De procedure begon met de dagvaarding en de conclusie van antwoord, waarin beide partijen hun standpunten toelichtten. De eiser had in 1996 een ASR-verzekering afgesloten en vroeg in 2014 een offerte aan voor een geldlening van € 380.000,00. De Bank had de rente vastgesteld op basis van een Loan to Value (LTV) van >88%, wat resulteerde in een hogere rente. De eiser stelde dat de waarde van de ASR-verzekering niet was meegewogen bij de LTV-bepaling, wat volgens hem leidde tot een onjuiste indeling in de risicoklasse.
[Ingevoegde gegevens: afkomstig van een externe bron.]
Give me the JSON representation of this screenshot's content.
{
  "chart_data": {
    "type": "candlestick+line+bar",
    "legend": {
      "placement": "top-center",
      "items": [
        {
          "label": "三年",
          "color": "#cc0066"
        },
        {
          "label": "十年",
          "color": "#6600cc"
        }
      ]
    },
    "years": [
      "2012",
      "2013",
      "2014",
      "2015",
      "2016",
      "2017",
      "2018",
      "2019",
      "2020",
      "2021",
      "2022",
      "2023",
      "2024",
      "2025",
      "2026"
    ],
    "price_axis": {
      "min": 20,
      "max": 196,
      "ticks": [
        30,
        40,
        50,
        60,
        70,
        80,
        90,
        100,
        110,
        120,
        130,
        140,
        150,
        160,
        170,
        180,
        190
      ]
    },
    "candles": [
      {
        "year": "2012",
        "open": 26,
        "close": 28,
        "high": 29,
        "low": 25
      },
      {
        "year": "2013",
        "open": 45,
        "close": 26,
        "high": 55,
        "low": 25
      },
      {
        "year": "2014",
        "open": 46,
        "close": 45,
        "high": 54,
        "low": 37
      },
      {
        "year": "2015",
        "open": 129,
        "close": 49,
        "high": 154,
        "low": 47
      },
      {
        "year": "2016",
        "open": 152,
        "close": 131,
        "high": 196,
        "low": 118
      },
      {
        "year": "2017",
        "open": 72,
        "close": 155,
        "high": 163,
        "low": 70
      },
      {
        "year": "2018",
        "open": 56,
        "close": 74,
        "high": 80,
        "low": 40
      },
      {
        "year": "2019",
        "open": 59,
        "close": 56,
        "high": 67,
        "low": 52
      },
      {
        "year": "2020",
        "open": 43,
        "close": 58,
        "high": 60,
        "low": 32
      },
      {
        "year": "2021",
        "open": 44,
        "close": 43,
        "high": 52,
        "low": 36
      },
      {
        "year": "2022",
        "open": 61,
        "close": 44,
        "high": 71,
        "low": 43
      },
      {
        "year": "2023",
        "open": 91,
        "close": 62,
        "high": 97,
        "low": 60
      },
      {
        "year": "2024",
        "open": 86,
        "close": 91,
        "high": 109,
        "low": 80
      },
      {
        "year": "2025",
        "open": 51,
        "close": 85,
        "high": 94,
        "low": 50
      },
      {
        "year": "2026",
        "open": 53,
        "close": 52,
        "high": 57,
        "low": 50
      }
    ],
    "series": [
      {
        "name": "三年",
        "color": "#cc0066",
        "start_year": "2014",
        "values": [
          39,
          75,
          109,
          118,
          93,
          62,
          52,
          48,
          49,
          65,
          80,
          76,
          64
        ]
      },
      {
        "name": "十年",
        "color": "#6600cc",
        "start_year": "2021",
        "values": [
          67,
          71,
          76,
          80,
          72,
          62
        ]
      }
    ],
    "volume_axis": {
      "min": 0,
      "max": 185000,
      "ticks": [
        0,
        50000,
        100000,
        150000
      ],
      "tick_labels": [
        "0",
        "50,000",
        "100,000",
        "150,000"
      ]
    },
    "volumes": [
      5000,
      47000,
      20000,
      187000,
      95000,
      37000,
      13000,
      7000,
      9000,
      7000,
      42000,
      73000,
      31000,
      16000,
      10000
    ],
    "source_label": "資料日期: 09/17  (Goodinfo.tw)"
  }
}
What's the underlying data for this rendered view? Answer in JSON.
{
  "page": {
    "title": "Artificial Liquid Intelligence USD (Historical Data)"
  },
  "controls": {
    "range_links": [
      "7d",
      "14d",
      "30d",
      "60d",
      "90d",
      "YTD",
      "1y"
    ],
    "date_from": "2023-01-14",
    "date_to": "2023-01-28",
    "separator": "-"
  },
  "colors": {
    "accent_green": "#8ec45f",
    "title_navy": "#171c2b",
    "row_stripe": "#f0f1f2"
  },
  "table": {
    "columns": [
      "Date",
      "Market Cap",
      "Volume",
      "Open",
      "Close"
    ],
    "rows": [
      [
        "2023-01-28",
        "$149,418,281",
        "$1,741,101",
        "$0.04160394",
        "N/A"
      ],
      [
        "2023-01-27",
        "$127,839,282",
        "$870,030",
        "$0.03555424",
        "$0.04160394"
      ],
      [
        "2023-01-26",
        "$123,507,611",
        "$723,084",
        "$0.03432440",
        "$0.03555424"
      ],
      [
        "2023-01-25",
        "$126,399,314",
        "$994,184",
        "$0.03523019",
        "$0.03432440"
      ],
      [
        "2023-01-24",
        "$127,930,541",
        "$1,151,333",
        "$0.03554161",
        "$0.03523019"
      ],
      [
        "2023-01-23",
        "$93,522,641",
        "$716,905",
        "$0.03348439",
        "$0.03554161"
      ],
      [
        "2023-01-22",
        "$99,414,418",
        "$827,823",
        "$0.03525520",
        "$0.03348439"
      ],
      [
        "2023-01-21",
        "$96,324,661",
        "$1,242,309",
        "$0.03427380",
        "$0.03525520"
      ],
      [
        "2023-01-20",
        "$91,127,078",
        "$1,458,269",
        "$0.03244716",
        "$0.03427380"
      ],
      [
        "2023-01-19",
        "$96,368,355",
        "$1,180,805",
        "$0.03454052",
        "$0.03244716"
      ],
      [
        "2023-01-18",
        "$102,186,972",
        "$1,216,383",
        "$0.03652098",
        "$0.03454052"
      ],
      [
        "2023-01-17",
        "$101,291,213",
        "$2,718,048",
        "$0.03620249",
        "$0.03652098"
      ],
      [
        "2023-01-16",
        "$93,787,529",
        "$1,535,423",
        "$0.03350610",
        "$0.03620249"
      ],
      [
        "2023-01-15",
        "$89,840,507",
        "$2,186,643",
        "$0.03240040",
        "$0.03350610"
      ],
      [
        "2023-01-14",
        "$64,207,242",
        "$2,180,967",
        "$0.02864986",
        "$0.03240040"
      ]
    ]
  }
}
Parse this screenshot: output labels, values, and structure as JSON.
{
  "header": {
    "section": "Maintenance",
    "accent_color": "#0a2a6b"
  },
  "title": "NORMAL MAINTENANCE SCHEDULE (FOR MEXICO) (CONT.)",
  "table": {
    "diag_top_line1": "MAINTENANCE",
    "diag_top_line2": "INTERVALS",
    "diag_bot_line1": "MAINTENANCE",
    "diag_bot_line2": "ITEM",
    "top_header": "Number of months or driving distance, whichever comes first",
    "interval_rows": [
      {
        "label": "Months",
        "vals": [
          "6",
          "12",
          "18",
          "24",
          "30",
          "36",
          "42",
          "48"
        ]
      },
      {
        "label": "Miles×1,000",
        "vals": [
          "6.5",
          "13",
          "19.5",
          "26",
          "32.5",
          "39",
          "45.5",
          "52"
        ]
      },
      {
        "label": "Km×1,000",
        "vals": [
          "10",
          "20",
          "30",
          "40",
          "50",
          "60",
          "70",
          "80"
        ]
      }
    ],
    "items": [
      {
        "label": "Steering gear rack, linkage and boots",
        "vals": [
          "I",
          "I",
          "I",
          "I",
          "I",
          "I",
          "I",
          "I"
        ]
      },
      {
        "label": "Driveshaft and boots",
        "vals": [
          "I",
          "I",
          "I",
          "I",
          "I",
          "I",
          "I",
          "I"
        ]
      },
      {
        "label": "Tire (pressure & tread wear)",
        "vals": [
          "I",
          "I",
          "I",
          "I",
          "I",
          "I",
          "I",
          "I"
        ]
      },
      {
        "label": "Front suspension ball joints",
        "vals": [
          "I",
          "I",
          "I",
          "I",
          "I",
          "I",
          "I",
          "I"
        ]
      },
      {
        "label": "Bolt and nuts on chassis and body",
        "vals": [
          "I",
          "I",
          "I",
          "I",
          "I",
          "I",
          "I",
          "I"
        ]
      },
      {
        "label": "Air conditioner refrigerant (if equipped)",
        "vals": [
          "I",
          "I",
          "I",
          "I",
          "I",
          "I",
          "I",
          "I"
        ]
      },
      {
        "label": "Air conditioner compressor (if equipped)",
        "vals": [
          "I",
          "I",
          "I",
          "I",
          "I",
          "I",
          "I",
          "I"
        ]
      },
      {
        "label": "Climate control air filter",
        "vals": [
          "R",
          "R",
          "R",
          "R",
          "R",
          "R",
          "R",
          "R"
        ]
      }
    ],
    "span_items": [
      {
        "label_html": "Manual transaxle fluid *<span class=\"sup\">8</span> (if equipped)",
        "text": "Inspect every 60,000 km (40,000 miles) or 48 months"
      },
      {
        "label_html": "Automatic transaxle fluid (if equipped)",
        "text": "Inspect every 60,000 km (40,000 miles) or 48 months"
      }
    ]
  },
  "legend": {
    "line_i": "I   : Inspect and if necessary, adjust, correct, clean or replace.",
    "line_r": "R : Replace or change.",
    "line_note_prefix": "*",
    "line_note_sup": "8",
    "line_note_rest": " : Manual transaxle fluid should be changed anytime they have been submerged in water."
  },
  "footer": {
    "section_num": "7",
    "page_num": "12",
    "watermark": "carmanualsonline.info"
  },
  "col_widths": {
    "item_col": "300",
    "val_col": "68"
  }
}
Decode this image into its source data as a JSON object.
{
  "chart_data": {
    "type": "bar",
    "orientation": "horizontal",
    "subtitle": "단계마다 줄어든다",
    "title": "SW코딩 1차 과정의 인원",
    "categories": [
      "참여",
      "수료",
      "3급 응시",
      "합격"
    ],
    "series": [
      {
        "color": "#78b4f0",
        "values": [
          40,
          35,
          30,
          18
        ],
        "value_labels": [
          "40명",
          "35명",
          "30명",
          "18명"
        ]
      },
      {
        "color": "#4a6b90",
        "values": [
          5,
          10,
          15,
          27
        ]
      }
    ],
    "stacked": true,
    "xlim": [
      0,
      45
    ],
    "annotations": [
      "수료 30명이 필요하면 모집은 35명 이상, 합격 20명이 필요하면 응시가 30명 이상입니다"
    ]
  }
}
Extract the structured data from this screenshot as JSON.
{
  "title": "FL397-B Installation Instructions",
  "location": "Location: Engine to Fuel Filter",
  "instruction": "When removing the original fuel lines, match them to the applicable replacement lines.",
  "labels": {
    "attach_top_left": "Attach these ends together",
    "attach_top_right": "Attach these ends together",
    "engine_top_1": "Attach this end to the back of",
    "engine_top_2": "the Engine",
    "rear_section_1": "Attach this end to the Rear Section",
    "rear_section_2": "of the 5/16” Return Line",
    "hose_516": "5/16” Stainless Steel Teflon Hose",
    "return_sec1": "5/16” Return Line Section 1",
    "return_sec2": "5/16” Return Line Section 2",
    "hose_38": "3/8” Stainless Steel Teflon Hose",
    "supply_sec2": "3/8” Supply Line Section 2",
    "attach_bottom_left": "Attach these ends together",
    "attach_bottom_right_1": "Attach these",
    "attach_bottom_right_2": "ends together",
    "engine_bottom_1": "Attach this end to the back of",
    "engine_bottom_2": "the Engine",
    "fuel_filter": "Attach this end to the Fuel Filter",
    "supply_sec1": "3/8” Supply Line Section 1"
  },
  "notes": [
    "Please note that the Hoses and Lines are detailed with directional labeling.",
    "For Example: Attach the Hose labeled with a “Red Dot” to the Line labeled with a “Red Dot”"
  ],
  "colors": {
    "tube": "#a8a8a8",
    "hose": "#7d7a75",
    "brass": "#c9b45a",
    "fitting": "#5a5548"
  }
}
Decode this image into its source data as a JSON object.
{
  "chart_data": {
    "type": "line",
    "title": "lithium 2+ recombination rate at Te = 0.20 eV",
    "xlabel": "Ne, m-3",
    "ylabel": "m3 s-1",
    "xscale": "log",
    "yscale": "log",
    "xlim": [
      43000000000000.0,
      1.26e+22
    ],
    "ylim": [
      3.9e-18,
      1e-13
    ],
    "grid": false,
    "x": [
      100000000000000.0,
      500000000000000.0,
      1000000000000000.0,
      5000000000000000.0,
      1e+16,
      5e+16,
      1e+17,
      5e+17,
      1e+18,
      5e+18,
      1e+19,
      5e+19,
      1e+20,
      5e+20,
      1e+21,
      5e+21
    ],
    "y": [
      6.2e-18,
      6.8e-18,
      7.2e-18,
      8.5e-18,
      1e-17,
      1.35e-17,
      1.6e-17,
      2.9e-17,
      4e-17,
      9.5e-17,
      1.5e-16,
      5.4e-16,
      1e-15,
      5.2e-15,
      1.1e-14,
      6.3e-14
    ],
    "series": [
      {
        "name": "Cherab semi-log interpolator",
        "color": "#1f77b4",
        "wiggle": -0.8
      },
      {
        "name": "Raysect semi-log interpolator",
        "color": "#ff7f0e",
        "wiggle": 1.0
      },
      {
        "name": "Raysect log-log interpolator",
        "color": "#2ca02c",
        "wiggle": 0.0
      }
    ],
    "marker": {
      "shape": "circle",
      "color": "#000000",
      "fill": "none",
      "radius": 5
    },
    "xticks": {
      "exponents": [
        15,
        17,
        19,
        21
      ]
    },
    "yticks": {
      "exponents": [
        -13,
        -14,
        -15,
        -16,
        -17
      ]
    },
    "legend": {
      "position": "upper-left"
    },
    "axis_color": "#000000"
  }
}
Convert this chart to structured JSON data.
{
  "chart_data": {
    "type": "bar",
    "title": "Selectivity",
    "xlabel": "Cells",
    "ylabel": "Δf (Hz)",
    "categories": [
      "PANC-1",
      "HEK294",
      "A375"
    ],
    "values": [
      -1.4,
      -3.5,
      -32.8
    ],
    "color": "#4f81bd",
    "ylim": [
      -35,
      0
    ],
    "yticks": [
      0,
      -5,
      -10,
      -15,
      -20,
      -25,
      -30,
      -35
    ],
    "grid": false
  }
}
De rechtbank concludeerde dat De Bank niet verplicht was om de waarde van de ASR-verzekering mee te wegen bij de bepaling van de rente, en dat de communicatie van De Bank over de marktwaarde van de woning en de renteopslag voldoende was geweest. De eiser had ook niet aangetoond dat hij onvoldoende was geïnformeerd over de renteopslag. De rechtbank wees alle vorderingen van de eiser af en veroordeelde hem in de proceskosten van De Bank, die op € 3.518,00 werden begroot, vermeerderd met wettelijke rente.

Uitspraak

vonnis

RECHTBANK MIDDEN-NEDERLAND

Civiel recht
handelskamer
locatie Utrecht
zaaknummer / rolnummer: C/16/518101 / HA ZA 21-165
Vonnis van 3 november 2021
in de zaak van
[eiser],
wonende te [woonplaats] ,
eiser,
advocaat mr. S.F. Zacca te 's-Gravenhage,
tegen
de naamloze vennootschap
DE VOLKSBANK N.V.,
gevestigd te Utrecht,
gedaagde,
advocaat mr. A.J.M. Hendriks te Utrecht.
Partijen zullen hierna [eiser] en De Bank genoemd worden.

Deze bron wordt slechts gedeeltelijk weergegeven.